The second, and even worse, factor in my thinking is that I am reluctant to buy because any new purchases will raise my average buying price substantially.
I have always argued strongly against averaging out share purchase prices, since each purchase is a separate investment that should be based on the circumstances at that specific time. However, when my online ISA stocks and shares account automatically lumps together separate purchases and averages out the price it is hard to treat any additional investments as a separate decision.
There is no doubt that the government’s Help to Buy scheme, although derided by many when it was launched, is getting the housing market going. I suspect that it is doing more good for existing home owners, who see the value of their homes rise, housebuilders and buy-to-let investors, than for first time buyers but that is not the main consideration for holders of shares in housebuilders.
The sharp drop in share prices of housebuilders this week does present a buying opportunity because it was largely irrational.
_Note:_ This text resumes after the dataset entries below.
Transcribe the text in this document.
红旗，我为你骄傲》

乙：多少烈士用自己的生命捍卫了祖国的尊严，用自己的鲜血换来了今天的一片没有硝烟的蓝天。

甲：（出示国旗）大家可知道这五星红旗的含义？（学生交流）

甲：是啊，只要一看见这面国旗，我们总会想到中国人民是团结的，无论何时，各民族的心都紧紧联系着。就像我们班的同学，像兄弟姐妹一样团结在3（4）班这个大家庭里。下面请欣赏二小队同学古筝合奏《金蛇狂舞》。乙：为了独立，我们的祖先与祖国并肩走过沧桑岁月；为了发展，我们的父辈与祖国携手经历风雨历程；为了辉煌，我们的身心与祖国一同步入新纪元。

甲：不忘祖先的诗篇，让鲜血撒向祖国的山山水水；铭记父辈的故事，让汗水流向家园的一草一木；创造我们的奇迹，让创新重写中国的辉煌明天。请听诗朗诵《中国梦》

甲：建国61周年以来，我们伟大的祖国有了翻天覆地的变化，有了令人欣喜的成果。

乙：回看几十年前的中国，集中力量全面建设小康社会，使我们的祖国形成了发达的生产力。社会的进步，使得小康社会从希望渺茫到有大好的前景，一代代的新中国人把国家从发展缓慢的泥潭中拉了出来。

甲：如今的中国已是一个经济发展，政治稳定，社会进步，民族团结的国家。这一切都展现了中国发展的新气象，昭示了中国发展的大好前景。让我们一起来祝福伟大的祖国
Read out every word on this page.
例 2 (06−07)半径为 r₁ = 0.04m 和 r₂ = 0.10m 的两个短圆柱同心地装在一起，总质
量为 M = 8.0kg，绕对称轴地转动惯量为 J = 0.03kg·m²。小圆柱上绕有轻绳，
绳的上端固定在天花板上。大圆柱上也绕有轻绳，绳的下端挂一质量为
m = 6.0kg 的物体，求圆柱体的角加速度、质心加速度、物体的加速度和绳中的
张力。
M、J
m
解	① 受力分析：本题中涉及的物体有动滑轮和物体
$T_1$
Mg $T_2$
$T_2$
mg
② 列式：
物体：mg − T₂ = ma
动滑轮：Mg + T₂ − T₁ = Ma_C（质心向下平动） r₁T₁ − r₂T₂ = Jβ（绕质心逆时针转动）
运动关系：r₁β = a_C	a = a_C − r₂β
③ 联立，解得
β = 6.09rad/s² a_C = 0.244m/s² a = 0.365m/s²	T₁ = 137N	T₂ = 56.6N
Clear signs of improvement in the US and UK economies, with the implication that artificial stimulation can end sooner rather than later, is good news, not least for housebuilders.
A sunny outlook for retail
The hot weather helped to boost retail sales by 1.1% in July compared with June but I do not join the general celebration at this display of consumer confidence for several reasons. Inflation is still running at 2.8% of the consumer price index, so wages continue to be squeezed.
The sharp improvement is in any case skewed, with supermarkets enjoying the biggest gains as stay-at-homes bought barbeque food. Alas, even the supermarkets tell a mixed story, for much of the gain was down to food price inflation.
In any case, it’s the bit about hot weather that bothers me most. It won’t be long before retailers are complaining that the weather in some form or another is hitting rather than boosting sales.
The eurozone remains in recession
The nonsense that is talked about recession reached new depths this week with claims that the Eurozone had ended an 18-month recession just because the region as a whole grew by 0.3% in the second quarter of this year.
Yes, that is good news and the figure was fractionally better than forecasts of 0.2% growth. Since Germany, the zone’s largest economy, expanded by 0.7% and France by a surprisingly good 0.5%, it is blindingly obvious that other countries are doing badly, and bringing down the average.
Italy and Spain both showed negative growth and Portugal, despite expansion in the latest quarter, is still in recession. Don’t ask about Greece, where Government receipts barely cover spending and come nowhere near to meeting interest payments on the debt burden.
Just remember that the so-called ‘official’ definition of recession is in fact unofficial and has no basis in reality. The Eurozone remains in recession. Try telling the ranks of the unemployed in southern Europe otherwise.